Giving California’s cannabis farmers a transition period of five years by enforcing regulations that protect against industrial-scale agriculture will maximize choice and competition. It may inflate wholesale prices—but that is uncertain. Regardless of wholesale pricing, the facts in the market tell us that the price to consumers will still be largely determined by retail markups.
That five-year transition was clearly spelled out in Proposition 64, which California voters passed in November 2016. But a few weeks ago that phasing-in period was effectively eliminated by regulators in Sacramento.
The need for healthy competition among California cannabis cultivators is clearer than ever. That is why it is critical to ensure that as many of those cultivators as possible have an opportunity to transition to a regulated system—rather than hand the market over to the well positioned few who happen to control market access.
Keep in mind, “healthy competition” does not mean a free-for-all. Imagine the difference between a civilized sporting match and a ruthless bloodsport. The difference? Rules.
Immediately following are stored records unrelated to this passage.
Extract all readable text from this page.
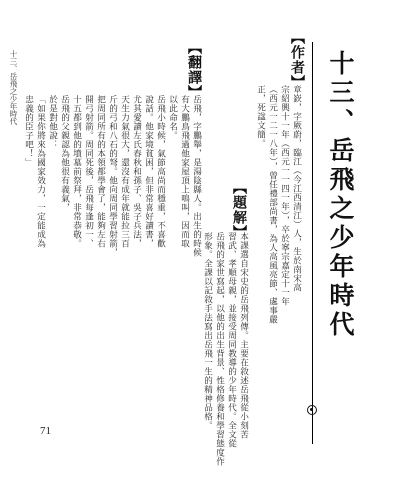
十三、岳飛之少年時代
【作者】
章嶔，字厥蔚，臨江（今江西清江）人，生於南宋高
宗紹興十一年（西元一一四一年），卒於寧宗嘉定十一年
（西元一二一八年），曾任禮部尚書，為人高風亮節、處事嚴
正，死諡文簡。
【題解】
本課選自宋史的岳飛列傳。主要在敘述岳飛從小刻苦
習武、孝順母親，並接受周同教導的少年時代。全文從
岳飛的家世寫起，以他的出生背景、性格修養和學習態度作
形象。全課以記敘手法寫出岳飛一生的精神品格。
【翻譯】
岳飛，字鵬舉，是湯陰縣人。出生的時候
有大鵬鳥飛過他家屋頂上鳴叫，因而取
以此命名。
岳飛小時候，氣節高尚而穩重，不喜歡
說話。他家境貧困，但非常喜好讀書，
尤其愛讀左氏春秋和孫子、吳子兵法，
天生力氣很大，還沒有成年就能拉三百
斤的弓和八石的弩。他向周同學習射箭，
把周同所有的本領都學會了，能夠左右
開弓射箭。周同死後，岳飛每逢初一、
十五都到他的墳墓前祭拜，非常恭敬。
岳飛的父親認為他很有義氣，
於是對他說：
「如果你將來為國家效力，一定能成為
忠義的臣子吧！」
十三、岳飛之少年時代
71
The bottom line is this: There are a small handful of well capitalized, well positioned businesses that have benefited tremendously from a controlled, inequitable market during the last decade. They will work to protect the comfortable position that regulatory advantage has provided them.
California has one chance to get this right. In order to build the cannabis marketplace that so many activists, business owners, and consumers have long envisioned, we need to do two things. First, the state needs to implement the law as the voters passed it, with the five-year transition period included. Second, we need to keep pushing for policy reform so that cannabis consumers and growers have all the opportunities that are afforded to consumers and producers of other crops.
It is time we open up the market, reduce barriers to entry, disrupt the regulatory advantage enjoyed by a few, create opportunity for as many entrepreneurs as possible, and work to reform federal and global policies so that cannabis consumers can enjoy the same choices as everyone else. Then we can let the market decide.